Gubernur Bali I Wayan Koster menyatakan bahwa kebijakan ini bertujuan untuk menekan jumlah limbah plastik, yang saat ini menyumbang sekitar 17 persen dari total 3.500 ton sampah harian.

Ia menyoroti pentingnya pendekatan isi ulang (refill) sebagai langkah utama untuk mendorong masyarakat meninggalkan penggunaan kemasan sekali pakai.

"Seluruh proses, baik itu produksi, distributor, termasuk menjualbelikan produk air minum kemasan di bawah 1 liter karena konsep kita adalah refill," kata Koster. 

Kebijakan ini sontak menuai beragam reaksi, baik dukungan maupun kritik dari masyarakat dan pelaku industri.

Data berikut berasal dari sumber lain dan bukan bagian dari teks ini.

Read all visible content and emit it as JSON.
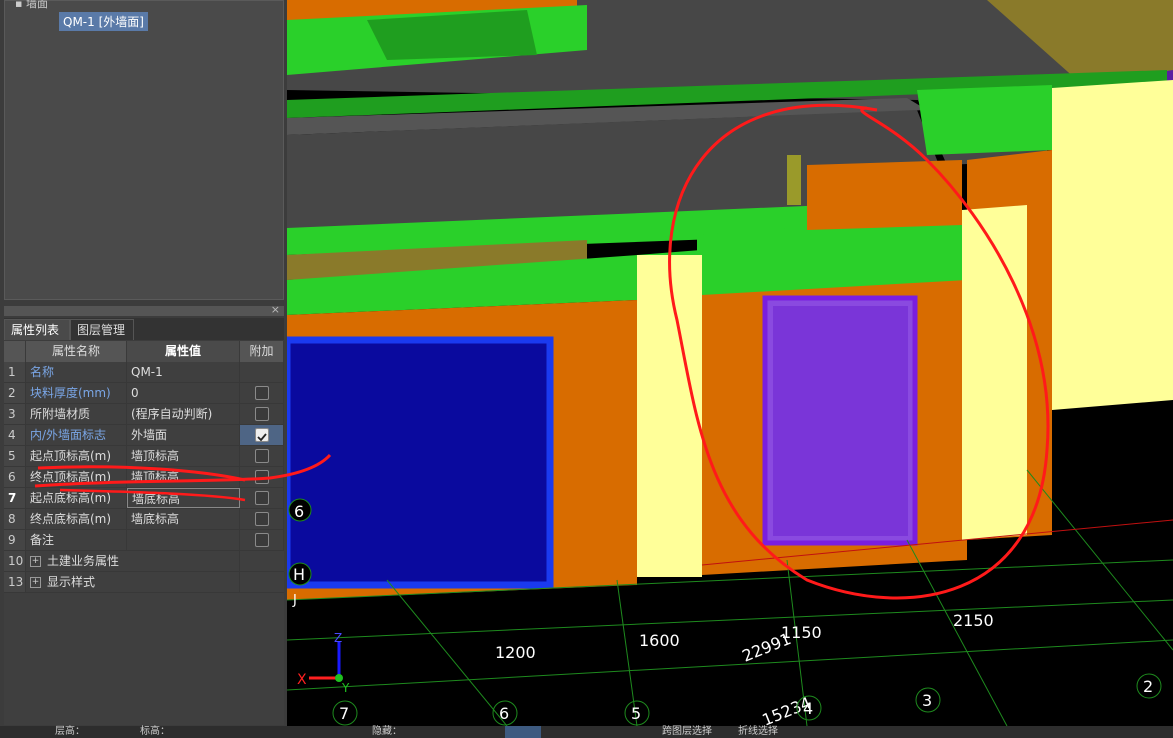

Namun, di balik kebijakan yang menuai kontroversi ini, muncul pertanyaan penting: sejauh mana plastik telah memengaruhi kehidupan manusia, dan apa sebenarnya fakta ilmiah di baliknya?

Krisis Sampah Plastik

Polusi plastik kini menjadi salah satu masalah lingkungan paling mendesak di dunia. Produksi plastik sekali pakai yang meningkat pesat telah melampaui kemampuan global untuk mengelolanya secara efektif.

Dampak polusi plastik paling nyata terlihat di negara-negara berkembang di Asia dan Afrika, di mana sistem pengelolaan sampah sering kali tidak memadai atau bahkan tidak ada sama sekali. Namun, negara-negara maju pun tidak luput dari masalah ini—terutama di negara dengan tingkat daur ulang yang rendah.

Baca juga: Daur Ulang Plastik di Asia Tenggara Berbiaya Tinggi, Tergantung Limbah Impor

Saking meluasnya sampah plastik, isu ini telah mendorong lahirnya inisiatif global untuk merumuskan perjanjian internasional yang kini sedang dinegosiasikan di bawah naungan Perserikatan Bangsa-Bangsa (PBB).

Sebagian besar sampah plastik yang mencemari lautan—sebagai tempat pembuangan terakhir di Bumi—berasal dari daratan. Limbah ini terbawa ke laut melalui sungai-sungai besar, yang berfungsi seperti ban berjalan, mengangkut lebih banyak sampah plastik saat mengalir ke hilir.

Setelah mencapai laut, sebagian besar sampah plastik tetap berada di perairan pesisir. Namun, begitu terbawa arus laut, sampah tersebut dapat menyebar ke seluruh penjuru dunia.

Di Pulau Henderson—sebuah atol tak berpenghuni di Kepulauan Pitcairn, yang terletak terpencil di antara Chili dan Selandia Baru—ilmuwan menemukan berbagai benda plastik yang berasal dari Rusia, Amerika Serikat, Eropa, Amerika Selatan, Jepang, hingga Tiongkok.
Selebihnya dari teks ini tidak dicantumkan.